Additionally, we provide other parameters like lamda_feature, face_guidance, and step_to_launch_face_guidance for further control:

  • lamda_feature (ranging from 0.8 to 1.3) represents the intensity of usage of the reference feature. Normally, adjusting this parameter alone can produce satisfactory images.
  • Further increasing face_guidance and step_to_launch_face_guidance can help preserve more facial details.

2. Lower similarity for Asian faces

The FlashFace training dataset contains few Asian individuals, leading to the need for additional parameter adjustment for Asian faces. This might have contributed to the issues raised in issues-15, issues-11 and on Twitter.

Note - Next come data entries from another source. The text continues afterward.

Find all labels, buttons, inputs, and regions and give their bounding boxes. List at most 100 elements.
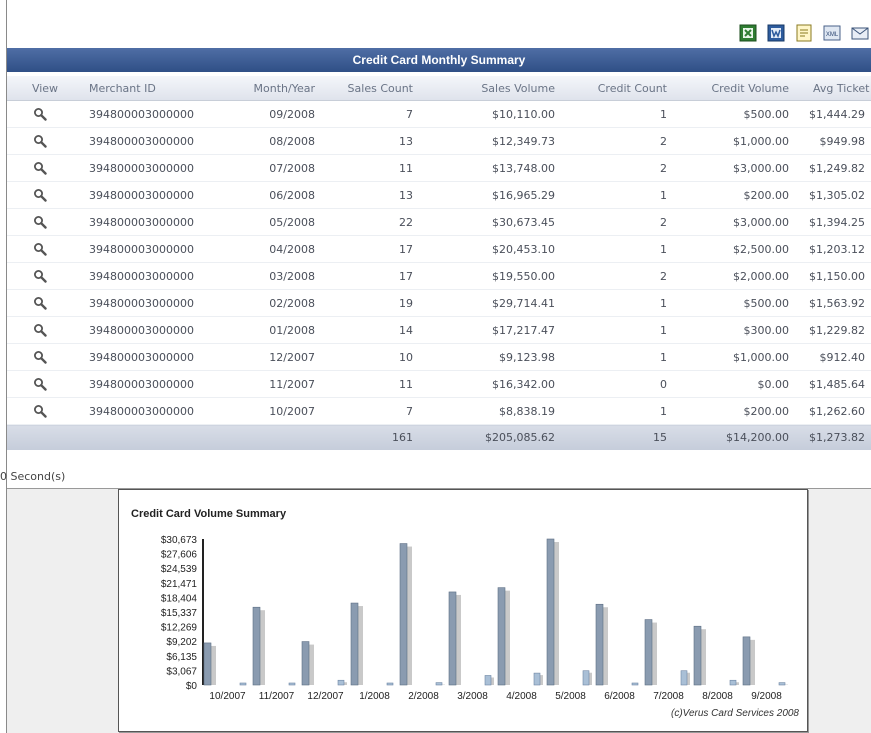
sales-volume-bar xyxy=(448,591,457,686)
table-row: 394800003000000 08/2008 13 $12,349.73 2 $1,00… xyxy=(7,127,871,155)
col-header-avg-ticket[interactable]: Avg Ticket xyxy=(795,76,871,101)
month-year-cell: 10/2007 xyxy=(223,397,321,425)
credit-count-cell: 2 xyxy=(561,262,673,290)
volume-chart: Credit Card Volume Summary $30,673 $27,60… xyxy=(118,489,808,732)
sales-count-cell: 11 xyxy=(321,370,419,398)
magnifier-icon[interactable] xyxy=(33,134,47,148)
sales-volume-cell: $9,123.98 xyxy=(419,343,561,371)
month-year-cell: 08/2008 xyxy=(223,127,321,155)
y-tick-label: $3,067 xyxy=(166,666,197,677)
x-tick-label: 5/2008 xyxy=(555,691,586,702)
total-credit-count: 15 xyxy=(561,424,673,450)
sales-count-cell: 7 xyxy=(321,397,419,425)
credit-volume-cell: $3,000.00 xyxy=(673,208,795,236)
col-header-sales-count[interactable]: Sales Count xyxy=(321,76,419,101)
merchant-id-cell: 394800003000000 xyxy=(83,397,223,425)
y-tick-label: $24,539 xyxy=(161,564,198,575)
magnifier-icon[interactable] xyxy=(33,161,47,175)
x-tick-label: 9/2008 xyxy=(751,691,782,702)
table-row: 394800003000000 05/2008 22 $30,673.45 2 $3,00… xyxy=(7,208,871,236)
magnifier-icon[interactable] xyxy=(33,296,47,310)
view-cell xyxy=(7,100,83,128)
x-tick-label: 4/2008 xyxy=(506,691,537,702)
sales-volume-cell: $20,453.10 xyxy=(419,235,561,263)
sales-volume-cell: $8,838.19 xyxy=(419,397,561,425)
merchant-id-cell: 394800003000000 xyxy=(83,154,223,182)
x-tick-label: 8/2008 xyxy=(702,691,733,702)
sales-count-cell: 7 xyxy=(321,100,419,128)
total-avg-ticket: $1,273.82 xyxy=(795,424,871,450)
merchant-id-cell: 394800003000000 xyxy=(83,235,223,263)
avg-ticket-cell: $1,563.92 xyxy=(795,289,871,317)
view-cell xyxy=(7,154,83,182)
credit-count-cell: 1 xyxy=(561,397,673,425)
col-header-credit-volume[interactable]: Credit Volume xyxy=(673,76,795,101)
sales-volume-bar xyxy=(399,543,408,686)
email-icon[interactable] xyxy=(849,22,871,44)
sales-volume-cell: $10,110.00 xyxy=(419,100,561,128)
credit-volume-cell: $1,000.00 xyxy=(673,127,795,155)
col-header-sales-volume[interactable]: Sales Volume xyxy=(419,76,561,101)
magnifier-icon[interactable] xyxy=(33,323,47,337)
month-year-cell: 11/2007 xyxy=(223,370,321,398)
magnifier-icon[interactable] xyxy=(33,269,47,283)
sales-count-cell: 13 xyxy=(321,127,419,155)
y-tick-label: $18,404 xyxy=(161,593,198,604)
avg-ticket-cell: $1,150.00 xyxy=(795,262,871,290)
excel-icon[interactable] xyxy=(737,22,759,44)
sales-volume-bar xyxy=(203,642,212,686)
merchant-id-cell: 394800003000000 xyxy=(83,289,223,317)
x-tick-label: 6/2008 xyxy=(604,691,635,702)
y-tick-label: $27,606 xyxy=(161,550,198,561)
sales-volume-bar xyxy=(497,587,506,686)
xml-icon[interactable]: XML xyxy=(821,22,843,44)
word-icon[interactable] xyxy=(765,22,787,44)
magnifier-icon[interactable] xyxy=(33,404,47,418)
avg-ticket-cell: $1,394.25 xyxy=(795,208,871,236)
magnifier-icon[interactable] xyxy=(33,215,47,229)
sales-volume-bar xyxy=(301,641,310,686)
sales-volume-bar xyxy=(595,603,604,686)
view-cell xyxy=(7,397,83,425)
magnifier-icon[interactable] xyxy=(33,350,47,364)
magnifier-icon[interactable] xyxy=(33,242,47,256)
credit-volume-bar xyxy=(729,679,737,686)
sales-count-cell: 19 xyxy=(321,289,419,317)
sales-count-cell: 10 xyxy=(321,343,419,371)
col-header-view[interactable]: View xyxy=(7,76,83,101)
sales-count-cell: 11 xyxy=(321,154,419,182)
y-tick-label: $12,269 xyxy=(161,623,198,634)
magnifier-icon[interactable] xyxy=(33,107,47,121)
magnifier-icon[interactable] xyxy=(33,377,47,391)
x-tick-label: 10/2007 xyxy=(209,691,246,702)
total-sales-count: 161 xyxy=(321,424,419,450)
avg-ticket-cell: $1,203.12 xyxy=(795,235,871,263)
table-row: 394800003000000 06/2008 13 $16,965.29 1 $200.… xyxy=(7,181,871,209)
col-header-credit-count[interactable]: Credit Count xyxy=(561,76,673,101)
xml-icon-label: XML xyxy=(826,32,839,38)
merchant-id-cell: 394800003000000 xyxy=(83,181,223,209)
y-tick-label: $9,202 xyxy=(166,637,197,648)
sales-count-cell: 17 xyxy=(321,235,419,263)
credit-volume-bar xyxy=(631,682,639,686)
x-tick-label: 1/2008 xyxy=(359,691,390,702)
sales-volume-bar xyxy=(644,619,653,686)
credit-count-cell: 1 xyxy=(561,100,673,128)
sales-count-cell: 22 xyxy=(321,208,419,236)
credit-count-cell: 1 xyxy=(561,235,673,263)
view-cell xyxy=(7,316,83,344)
chart-canvas: $30,673 $27,606 $24,539 $21,471 $18,404 $15,3… xyxy=(161,535,788,702)
merchant-id-cell: 394800003000000 xyxy=(83,100,223,128)
credit-volume-cell: $0.00 xyxy=(673,370,795,398)
col-header-month-year[interactable]: Month/Year xyxy=(223,76,321,101)
sales-volume-bar xyxy=(693,625,702,686)
sales-volume-cell: $29,714.41 xyxy=(419,289,561,317)
merchant-id-cell: 394800003000000 xyxy=(83,343,223,371)
document-icon[interactable] xyxy=(793,22,815,44)
merchant-id-cell: 394800003000000 xyxy=(83,316,223,344)
x-tick-label: 2/2008 xyxy=(408,691,439,702)
report-title: Credit Card Monthly Summary xyxy=(7,48,871,72)
magnifier-icon[interactable] xyxy=(33,188,47,202)
col-header-merchant-id[interactable]: Merchant ID xyxy=(83,76,223,101)
credit-count-cell: 1 xyxy=(561,181,673,209)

If the similarity for specified Asian faces isn't sufficient, you could try adding "Asian" in the prompt, like “A handsome young Asian man” or “A beautiful young Asian woman”. Simultaneously, you can add a face_bounding_box, for example [0.3, 0.1, 0.6, 0.4]. For better similarity of Asian faces, we also suggest employing higher values for lamda_feature, face_guidance, and step_to_launch_face_guidance. As an example, in issues-15, I used the following:

face_bbox =[0.3, 0.2, 0.6, 0.5] 
# Increasing these three parameters leads to more fidelity but less diversity 
lamda_feat = 1.2
face_guidence = 3
step_to_launch_face_guidence = 800

Conclusion

If the generated image does not meet your expectations, especially in terms of ID similarity, you can consider the following suggestions for improvement:

  1. Make your positive prompts more specific and avoid using vague descriptions such as "A man/woman". At the same time, use negative prompts to remove unnecessary features.

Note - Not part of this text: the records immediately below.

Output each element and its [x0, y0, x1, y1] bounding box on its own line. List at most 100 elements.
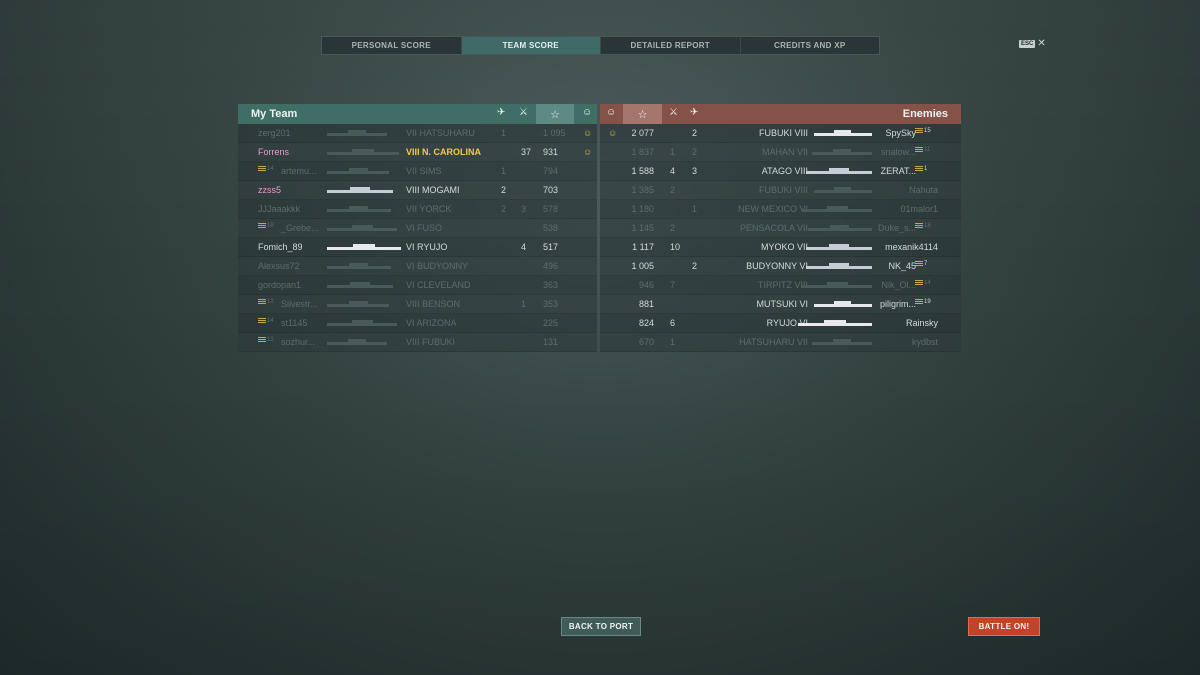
xp-value: 517	[543, 242, 559, 252]
tab-credits-xp[interactable]: CREDITS AND XP	[741, 37, 880, 54]
table-row[interactable]: zerg201 VII HATSUHARU 1 1 095 ☺	[238, 124, 597, 143]
player-name[interactable]: Alexsus72	[258, 261, 300, 271]
player-name[interactable]: ZERAT...	[881, 166, 916, 176]
ship-superstructure	[827, 282, 848, 285]
table-row[interactable]: 670 1 HATSUHARU VII kydbst	[600, 333, 961, 352]
player-name[interactable]: Nahuta	[909, 185, 938, 195]
table-row[interactable]: 1 005 2 BUDYONNY VI 7 NK_45	[600, 257, 961, 276]
xp-value: 881	[638, 299, 654, 309]
player-name[interactable]: st1145	[281, 318, 307, 328]
table-row[interactable]: 1 145 2 PENSACOLA VII 18 Duke_s...	[600, 219, 961, 238]
table-row[interactable]: 1 180 1 NEW MEXICO VI 01malor1	[600, 200, 961, 219]
table-row[interactable]: ☺ 2 077 2 FUBUKI VIII 15 SpySky	[600, 124, 961, 143]
tab-team-score[interactable]: TEAM SCORE	[461, 37, 601, 54]
player-name[interactable]: 01malor1	[900, 204, 938, 214]
table-row[interactable]: 1 837 1 2 MAHAN VII 11 snalow...	[600, 143, 961, 162]
rank-chevron-icon	[915, 223, 923, 229]
table-row[interactable]: 1 588 4 3 ATAGO VIII 1 ZERAT...	[600, 162, 961, 181]
player-name[interactable]: Nik_Ol...	[881, 280, 916, 290]
table-row[interactable]: gordopan1 VI CLEVELAND 363	[238, 276, 597, 295]
player-name[interactable]: zzss5	[258, 185, 281, 195]
planes-value: 2	[692, 128, 698, 138]
player-name[interactable]: mexanik4114	[885, 242, 938, 252]
table-row[interactable]: 1 117 10 MYOKO VII mexanik4114	[600, 238, 961, 257]
tab-detailed-report[interactable]: DETAILED REPORT	[601, 37, 741, 54]
player-name[interactable]: sozhur...	[281, 337, 315, 347]
player-name[interactable]: kydbst	[912, 337, 938, 347]
table-row[interactable]: Forrens VIII N. CAROLINA 37 931 ☺	[238, 143, 597, 162]
table-row[interactable]: 12 Silvestr... VIII BENSON 1 353	[238, 295, 597, 314]
ship-silhouette	[814, 187, 872, 193]
ship-tier: VII	[796, 337, 808, 347]
my-team-title: My Team	[251, 108, 298, 120]
table-row[interactable]: Fomich_89 VI RYUJO 4 517	[238, 238, 597, 257]
xp-value: 931	[543, 147, 559, 157]
rank-badge: 14	[915, 280, 931, 286]
rank-number: 11	[924, 147, 931, 153]
table-row[interactable]: 18 _Grebe... VI FUSO 538	[238, 219, 597, 238]
rank-number: 7	[924, 261, 928, 267]
ship-label: PENSACOLA VII	[740, 223, 808, 233]
planes-value: 1	[501, 166, 507, 176]
ship-hull	[327, 266, 391, 269]
back-to-port-button[interactable]: BACK TO PORT	[561, 617, 641, 636]
player-name[interactable]: Duke_s...	[878, 223, 916, 233]
table-row[interactable]: 14 artemu... VII SIMS 1 794	[238, 162, 597, 181]
kills-value: 4	[670, 166, 676, 176]
table-row[interactable]: 946 7 TIRPITZ VIII 14 Nik_Ol...	[600, 276, 961, 295]
xp-value: 1 588	[631, 166, 654, 176]
ship-hull	[814, 304, 872, 307]
ship-name: BENSON	[422, 299, 461, 309]
table-row[interactable]: 881 MUTSUKI VI 19 piligrim...	[600, 295, 961, 314]
ship-label: MUTSUKI VI	[756, 299, 808, 309]
ship-silhouette	[327, 282, 393, 288]
player-name[interactable]: NK_45	[888, 261, 916, 271]
table-row[interactable]: zzss5 VIII MOGAMI 2 703	[238, 181, 597, 200]
ship-superstructure	[352, 149, 374, 152]
player-name[interactable]: Rainsky	[906, 318, 938, 328]
rank-badge: 14	[258, 166, 274, 172]
ship-silhouette	[327, 320, 397, 326]
battle-on-button[interactable]: BATTLE ON!	[968, 617, 1040, 636]
table-row[interactable]: 1 385 2 FUBUKI VIII Nahuta	[600, 181, 961, 200]
rank-chevron-icon	[258, 223, 266, 229]
tab-personal-score[interactable]: PERSONAL SCORE	[322, 37, 462, 54]
rank-badge: 11	[915, 147, 930, 153]
player-name[interactable]: artemu...	[281, 166, 317, 176]
ship-name: MOGAMI	[422, 185, 460, 195]
star-icon: ☆	[623, 104, 662, 124]
table-row[interactable]: 14 st1145 VI ARIZONA 225	[238, 314, 597, 333]
ship-label: VIII FUBUKI	[406, 337, 455, 347]
player-name[interactable]: snalow...	[881, 147, 916, 157]
player-name[interactable]: gordopan1	[258, 280, 301, 290]
player-name[interactable]: Silvestr...	[281, 299, 318, 309]
ship-name: HATSUHARU	[419, 128, 475, 138]
player-name[interactable]: Fomich_89	[258, 242, 303, 252]
player-name[interactable]: SpySky	[885, 128, 916, 138]
player-name[interactable]: _Grebe...	[281, 223, 319, 233]
table-row[interactable]: Alexsus72 VI BUDYONNY 496	[238, 257, 597, 276]
ship-hull	[798, 323, 872, 326]
ship-name: ATAGO	[761, 166, 792, 176]
rank-chevron-icon	[915, 128, 923, 134]
table-row[interactable]: JJJaaakkk VII YORCK 2 3 578	[238, 200, 597, 219]
player-name[interactable]: zerg201	[258, 128, 291, 138]
enemies-table: ☺ ☆ ⚔ ✈ Enemies ☺ 2 077 2 FUBUKI VIII 15 SpyS…	[600, 104, 961, 352]
ship-silhouette	[806, 244, 872, 250]
ship-label: FUBUKI VIII	[759, 128, 808, 138]
player-name[interactable]: Forrens	[258, 147, 289, 157]
table-row[interactable]: 12 sozhur... VIII FUBUKI 131	[238, 333, 597, 352]
crossed-swords-icon: ⚔	[669, 107, 678, 118]
kills-value: 1	[670, 147, 676, 157]
ship-label: VIII BENSON	[406, 299, 460, 309]
table-row[interactable]: 8246RYUJO VIRainsky	[600, 314, 961, 333]
player-name[interactable]: piligrim...	[880, 299, 916, 309]
ship-tier: VII	[406, 166, 418, 176]
close-button[interactable]: ESC ✕	[1019, 39, 1046, 49]
ship-hull	[808, 228, 872, 231]
xp-value: 578	[543, 204, 559, 214]
smile-icon: ☺	[583, 147, 593, 157]
ship-hull	[327, 323, 397, 326]
player-name[interactable]: JJJaaakkk	[258, 204, 300, 214]
ship-hull	[327, 171, 389, 174]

    One of the main features of FlashFace is its ability to control facial features through language. However, if your prompt is too vague, it may generate a face with unexpected age or characteristics. For instance, if a "A man" is used as a prompt with a reference image of a young individual, it may generate the face of a middle-aged man with a beard. In this case, specifying the approximate age of the person to be generated, such as "Handsome young" or "Beautiful young", can significantly improve the results. These descriptors allow you to make the face more attractive while preserving the ID. Additionally, if the generated face includes features you do not want, such as beards or wrinkles, you can add "beard, wrinkle" to the negative prompts to eliminate these features. For Asian people, you might consider adding "Asian" to the prompt. You can refer to issues-11 for some parameter experience.

  2. Add a face position.

    For example, specifying a face position such as [0.3, 0.1, 0.6, 0.4], which positions the face roughly in the middle of the image, can prevent the generation of excessively large or small faces and thus significantly improve the image result. However, it may sacrifice some facial diversity.

  3. Increase lamda_feature, face_guidance, and step_to_launch_face_guidance.

    lamda_feature (ranging from 0.8 to 1.3) signifies the intensity of using the reference feature. Usually, adjusting this parameter alone can generate satisfactory images.

    Adjusting face_guidance and step_to_launch_face_guidance can help retain more facial details. Refer to the settings of the parameters in the last example in the ipynb file to learn how to preserve facial details.

    For Asian faces, we recommend increasing these three parameters as follows,

    face_bbox =[0.3, 0.2, 0.6, 0.5] 
    # Increasing these three parameters leads to more fidelity but less diversity 
    lamda_feat = 1.2
    face_guidence = 3
    step_to_launch_face_guidence = 800

    This adjustment can significantly enhance the representation of Asian faces. However, sometimes if these three values are too high, it will cause the face to appear textured or even artifacts. If there is a similar situation, please adjust lamda_feat and face_guidence to smaller values.